Since such file can become quite large, the default is to not create
A file (optimizationCuts.txt in the working directory) that lists the cut values applied for
each bin can be produced by uncommenting the line
#FLAGS += -DCREATE_OPT_CUT_FILE
in the Makefile. Since this file can be quite large (10^N lines), by default it is not created.
Producing an ntuple skim (Dinko Ferencek):
------------------------------------------
The class baseClass provides the ability to produce a skimmed version of the input ntuples. In order to
produce a skim, the following preliminary cut line has to be added to the cut file
#VariableName value1 value2 value3 value4 level
#------------ ------------ ------------- ------------ ------------- -----
produceSkim 1 - - - -1
and call the fillSkimTree() method for those events that meet the skimming criteria. One possible example is
if( passedCut("all") ) fillSkimTree();
If the above preliminary cut line is not present in the cut file, is commented out or its value1 is set to 0,
the skim creation will be turned off and calling the fillSkimTree() method will have no effect.

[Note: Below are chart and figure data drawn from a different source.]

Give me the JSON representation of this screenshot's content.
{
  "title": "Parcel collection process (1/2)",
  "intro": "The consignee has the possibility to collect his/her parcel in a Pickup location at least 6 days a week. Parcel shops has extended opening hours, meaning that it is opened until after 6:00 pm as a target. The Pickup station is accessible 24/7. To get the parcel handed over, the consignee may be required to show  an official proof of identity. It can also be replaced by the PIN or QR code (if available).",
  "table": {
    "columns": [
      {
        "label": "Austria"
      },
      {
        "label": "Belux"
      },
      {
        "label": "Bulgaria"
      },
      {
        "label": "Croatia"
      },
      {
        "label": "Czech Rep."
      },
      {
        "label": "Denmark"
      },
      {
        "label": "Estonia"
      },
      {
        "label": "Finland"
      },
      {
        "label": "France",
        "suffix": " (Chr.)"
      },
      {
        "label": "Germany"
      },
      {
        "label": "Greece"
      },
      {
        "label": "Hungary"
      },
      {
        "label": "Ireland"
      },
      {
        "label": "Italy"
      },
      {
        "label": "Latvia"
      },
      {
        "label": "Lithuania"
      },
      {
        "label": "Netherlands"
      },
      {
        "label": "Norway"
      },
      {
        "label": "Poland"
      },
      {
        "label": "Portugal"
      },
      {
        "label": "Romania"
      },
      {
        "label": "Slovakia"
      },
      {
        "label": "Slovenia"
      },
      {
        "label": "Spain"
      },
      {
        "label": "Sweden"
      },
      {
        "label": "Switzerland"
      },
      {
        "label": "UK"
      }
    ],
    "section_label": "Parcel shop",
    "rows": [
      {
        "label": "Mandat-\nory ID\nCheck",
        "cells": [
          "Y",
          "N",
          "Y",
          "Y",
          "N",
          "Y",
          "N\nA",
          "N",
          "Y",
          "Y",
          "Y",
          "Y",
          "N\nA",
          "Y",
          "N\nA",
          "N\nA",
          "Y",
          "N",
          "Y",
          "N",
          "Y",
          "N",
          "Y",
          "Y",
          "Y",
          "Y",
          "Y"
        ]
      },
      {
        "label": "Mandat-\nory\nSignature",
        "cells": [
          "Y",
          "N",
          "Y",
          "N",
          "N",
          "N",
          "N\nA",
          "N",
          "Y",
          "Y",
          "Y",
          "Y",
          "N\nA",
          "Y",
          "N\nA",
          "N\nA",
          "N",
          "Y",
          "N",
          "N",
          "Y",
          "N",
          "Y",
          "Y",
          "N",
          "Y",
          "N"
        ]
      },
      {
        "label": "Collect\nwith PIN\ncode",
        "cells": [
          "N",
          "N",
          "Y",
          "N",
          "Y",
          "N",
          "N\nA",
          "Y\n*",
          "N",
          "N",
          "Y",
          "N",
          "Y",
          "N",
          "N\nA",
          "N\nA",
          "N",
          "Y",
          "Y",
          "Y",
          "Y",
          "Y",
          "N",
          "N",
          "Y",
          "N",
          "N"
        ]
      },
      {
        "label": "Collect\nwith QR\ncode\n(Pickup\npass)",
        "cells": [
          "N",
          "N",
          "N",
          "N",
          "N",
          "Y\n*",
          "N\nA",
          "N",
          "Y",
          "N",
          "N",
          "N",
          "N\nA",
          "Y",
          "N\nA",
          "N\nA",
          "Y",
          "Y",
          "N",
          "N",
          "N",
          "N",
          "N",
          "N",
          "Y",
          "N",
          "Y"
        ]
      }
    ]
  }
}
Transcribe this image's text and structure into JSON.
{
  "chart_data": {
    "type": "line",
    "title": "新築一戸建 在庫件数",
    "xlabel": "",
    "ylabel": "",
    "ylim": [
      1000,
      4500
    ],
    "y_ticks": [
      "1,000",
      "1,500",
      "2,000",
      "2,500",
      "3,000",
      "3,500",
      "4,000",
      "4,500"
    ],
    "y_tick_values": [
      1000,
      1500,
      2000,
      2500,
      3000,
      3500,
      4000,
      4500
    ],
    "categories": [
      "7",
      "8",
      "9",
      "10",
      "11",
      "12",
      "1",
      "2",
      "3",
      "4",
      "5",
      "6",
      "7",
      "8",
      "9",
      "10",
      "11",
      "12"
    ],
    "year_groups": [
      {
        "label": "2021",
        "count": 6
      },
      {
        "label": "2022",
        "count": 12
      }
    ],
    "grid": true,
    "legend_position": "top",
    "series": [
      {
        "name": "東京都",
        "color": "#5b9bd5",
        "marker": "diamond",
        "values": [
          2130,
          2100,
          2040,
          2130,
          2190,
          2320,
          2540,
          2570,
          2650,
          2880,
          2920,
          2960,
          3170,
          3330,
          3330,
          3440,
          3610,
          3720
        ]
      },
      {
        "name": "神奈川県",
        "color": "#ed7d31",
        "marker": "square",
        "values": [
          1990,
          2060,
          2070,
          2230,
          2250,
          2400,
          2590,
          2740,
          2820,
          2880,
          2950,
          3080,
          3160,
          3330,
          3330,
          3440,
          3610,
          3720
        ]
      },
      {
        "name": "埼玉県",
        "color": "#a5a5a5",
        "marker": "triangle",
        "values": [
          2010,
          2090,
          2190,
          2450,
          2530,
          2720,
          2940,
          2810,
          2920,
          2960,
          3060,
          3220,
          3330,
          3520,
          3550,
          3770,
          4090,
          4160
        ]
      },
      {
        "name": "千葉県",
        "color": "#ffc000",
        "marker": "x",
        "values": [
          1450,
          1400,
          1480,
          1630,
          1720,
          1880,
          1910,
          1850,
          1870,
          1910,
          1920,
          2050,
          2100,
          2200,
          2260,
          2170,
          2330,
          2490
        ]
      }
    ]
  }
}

JSON parser (Edmund Berry):
---------------------------
See https://hypernews.cern.ch/HyperNews/CMS/get/exotica-lq/266.html
PU reweight (Edmund Berry):
---------------------------
See https://twiki.cern.ch/twiki/pub/CMS/Exo2011LQ1AndLQ2Analyses/PileupReweightingCode.pdf
Producing a new ntuple with a subset of cutFile variables and a subset of events (Paolo, Francesco, Edmund):
------------------------------------------------------------------------------------------------------------
The class baseClass provides the ability to produce a new ntuple with a subset of the variables defined
in the cutFile, and with a subset of events.

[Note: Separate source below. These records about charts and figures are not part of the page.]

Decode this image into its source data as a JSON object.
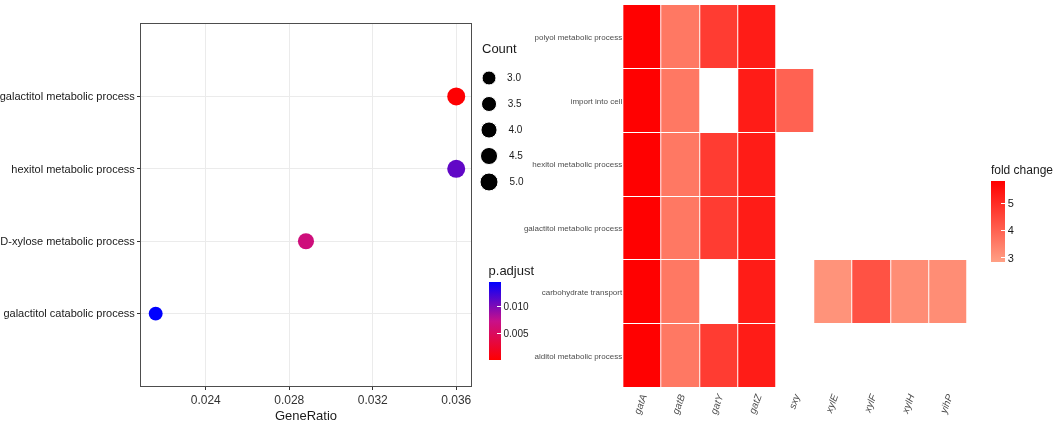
{
  "chart_data": [
    {
      "type": "bubble",
      "orientation": "horizontal",
      "categories": [
        "galactitol metabolic process",
        "hexitol metabolic process",
        "D-xylose metabolic process",
        "galactitol catabolic process"
      ],
      "values": [
        0.036,
        0.036,
        0.0288,
        0.0216
      ],
      "sizes": [
        5,
        5,
        4,
        3
      ],
      "size_legend": [
        {
          "value": 3,
          "label": "3.0"
        },
        {
          "value": 3.5,
          "label": "3.5"
        },
        {
          "value": 4,
          "label": "4.0"
        },
        {
          "value": 4.5,
          "label": "4.5"
        },
        {
          "value": 5,
          "label": "5.0"
        }
      ],
      "cvalues": [
        0.0002,
        0.011,
        0.0065,
        0.0145
      ],
      "clim": [
        0.0001,
        0.0145
      ],
      "cticks": [
        0.005,
        {
          "value": 0.01,
          "label": "0.010"
        }
      ],
      "xlabel": "GeneRatio",
      "legend_title": "Count",
      "clabel": "p.adjust",
      "xlim": [
        0.0209,
        0.0367
      ],
      "xticks": [
        0.024,
        0.028,
        0.032,
        0.036
      ],
      "grid": true,
      "marker": "circle"
    },
    {
      "type": "heatmap",
      "categories": [
        "gatA",
        "gatB",
        "gatY",
        "gatZ",
        "sxy",
        "xylE",
        "xylF",
        "xylH",
        "yihP"
      ],
      "y_categories": [
        "polyol metabolic process",
        "import into cell",
        "hexitol metabolic process",
        "galactitol metabolic process",
        "carbohydrate transport",
        "alditol metabolic process"
      ],
      "cells": [
        [
          5.8,
          3.6,
          4.7,
          5.3,
          null,
          null,
          null,
          null,
          null
        ],
        [
          5.8,
          3.6,
          null,
          5.3,
          4.0,
          null,
          null,
          null,
          null
        ],
        [
          5.8,
          3.6,
          4.7,
          5.3,
          null,
          null,
          null,
          null,
          null
        ],
        [
          5.8,
          3.6,
          4.7,
          5.3,
          null,
          null,
          null,
          null,
          null
        ],
        [
          5.8,
          3.6,
          null,
          5.3,
          null,
          3.1,
          4.3,
          3.2,
          3.2
        ],
        [
          5.8,
          3.6,
          4.7,
          5.3,
          null,
          null,
          null,
          null,
          null
        ]
      ],
      "clim": [
        2.85,
        5.82
      ],
      "cticks": [
        3,
        4,
        5
      ],
      "clabel": "fold change"
    }
  ]
}
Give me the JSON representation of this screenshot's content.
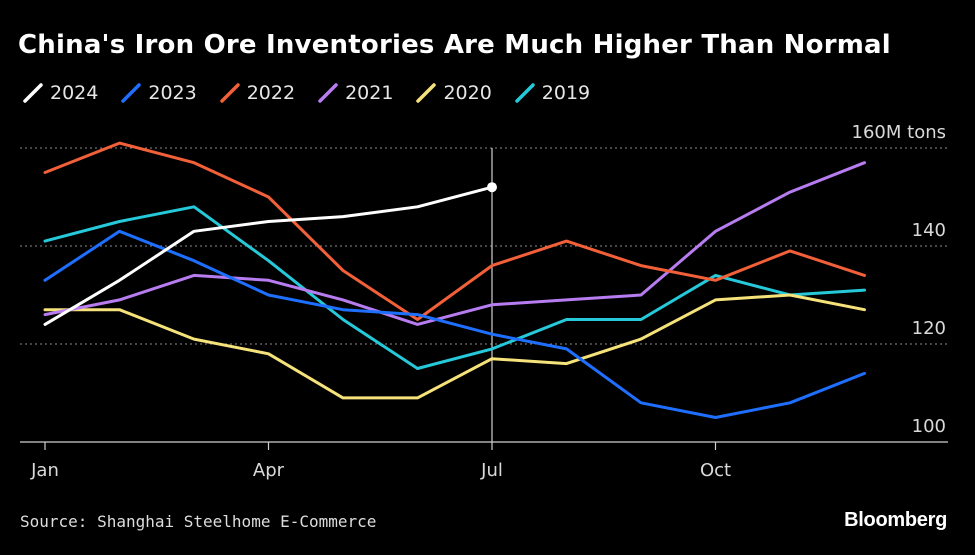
{
  "title": "China's Iron Ore Inventories Are Much Higher Than Normal",
  "source": "Source: Shanghai Steelhome E-Commerce",
  "brand": "Bloomberg",
  "chart_data": {
    "type": "line",
    "title": "China's Iron Ore Inventories Are Much Higher Than Normal",
    "unit_label": "160M tons",
    "ylim": [
      100,
      160
    ],
    "yticks": [
      {
        "value": 160,
        "label": "160M tons"
      },
      {
        "value": 140,
        "label": "140"
      },
      {
        "value": 120,
        "label": "120"
      },
      {
        "value": 100,
        "label": "100"
      }
    ],
    "x_months": [
      1,
      2,
      3,
      4,
      5,
      6,
      7,
      8,
      9,
      10,
      11,
      12
    ],
    "xticks": [
      {
        "month": 1,
        "label": "Jan"
      },
      {
        "month": 4,
        "label": "Apr"
      },
      {
        "month": 7,
        "label": "Jul"
      },
      {
        "month": 10,
        "label": "Oct"
      }
    ],
    "marker_month": 7,
    "grid": true,
    "series": [
      {
        "name": "2024",
        "color": "#ffffff",
        "values": [
          124,
          133,
          143,
          145,
          146,
          148,
          152
        ]
      },
      {
        "name": "2023",
        "color": "#1f6fff",
        "values": [
          133,
          143,
          137,
          130,
          127,
          126,
          122,
          119,
          108,
          105,
          108,
          114
        ]
      },
      {
        "name": "2022",
        "color": "#f2603a",
        "values": [
          155,
          161,
          157,
          150,
          135,
          125,
          136,
          141,
          136,
          133,
          139,
          134
        ]
      },
      {
        "name": "2021",
        "color": "#b77cf0",
        "values": [
          126,
          129,
          134,
          133,
          129,
          124,
          128,
          129,
          130,
          143,
          151,
          157
        ]
      },
      {
        "name": "2020",
        "color": "#f6e27a",
        "values": [
          127,
          127,
          121,
          118,
          109,
          109,
          117,
          116,
          121,
          129,
          130,
          127
        ]
      },
      {
        "name": "2019",
        "color": "#25c9d9",
        "values": [
          141,
          145,
          148,
          137,
          125,
          115,
          119,
          125,
          125,
          134,
          130,
          131
        ]
      }
    ]
  }
}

In order to do so, the following preliminary cut line has to be added to the cut file
#VariableName value1 value2 value3 value4 level
#------------ ------------ ------------- ------------ ------------- -----
produceReducedSkim 1 - - - -1
then each variable that needs to be included in the new tree has to be flagged with SAVE in
the cutFile at the end of the line where the variabole is defined, as for pT1stEle and pT2ndEle
below:
#VariableName minValue1(<) maxValue1(>=) minValue2(<) maxValue2(>=) level histoNbinsMinMax OptionalFlag
#------------ ------------ ------------- ------------ ------------- ----- ---------------- ------------
nEleFinal 1 +inf - - 0 11 -0.5 10.5
pT1stEle 85 +inf - - 1 100 0 1000 SAVE
pT2ndEle 30 +inf - - 1 100 0 1000 SAVE
invMass_ee 0 80 100 +inf 1 120 0 1200
(do not put anything for those variables that do not need to be saved, such as for nEleFinaland invMass_ee)
finally, call fillReducedSkimTree() in the analysisClass for the subset of events that need to be saved, e.g.:
if( passedCut("nEleFinal") ) fillReducedSkimTree();
If the above preliminary cut line is not present in the cut file, is commented out or its value1 is set to 0,
the skim creation will be turned off and calling the fillReducedSkimTree() method will have no effect.
The new ntuple will be created in a file named as the std output root file with _reduced_skim appended
before the .root and the tree name will be as in the input root file.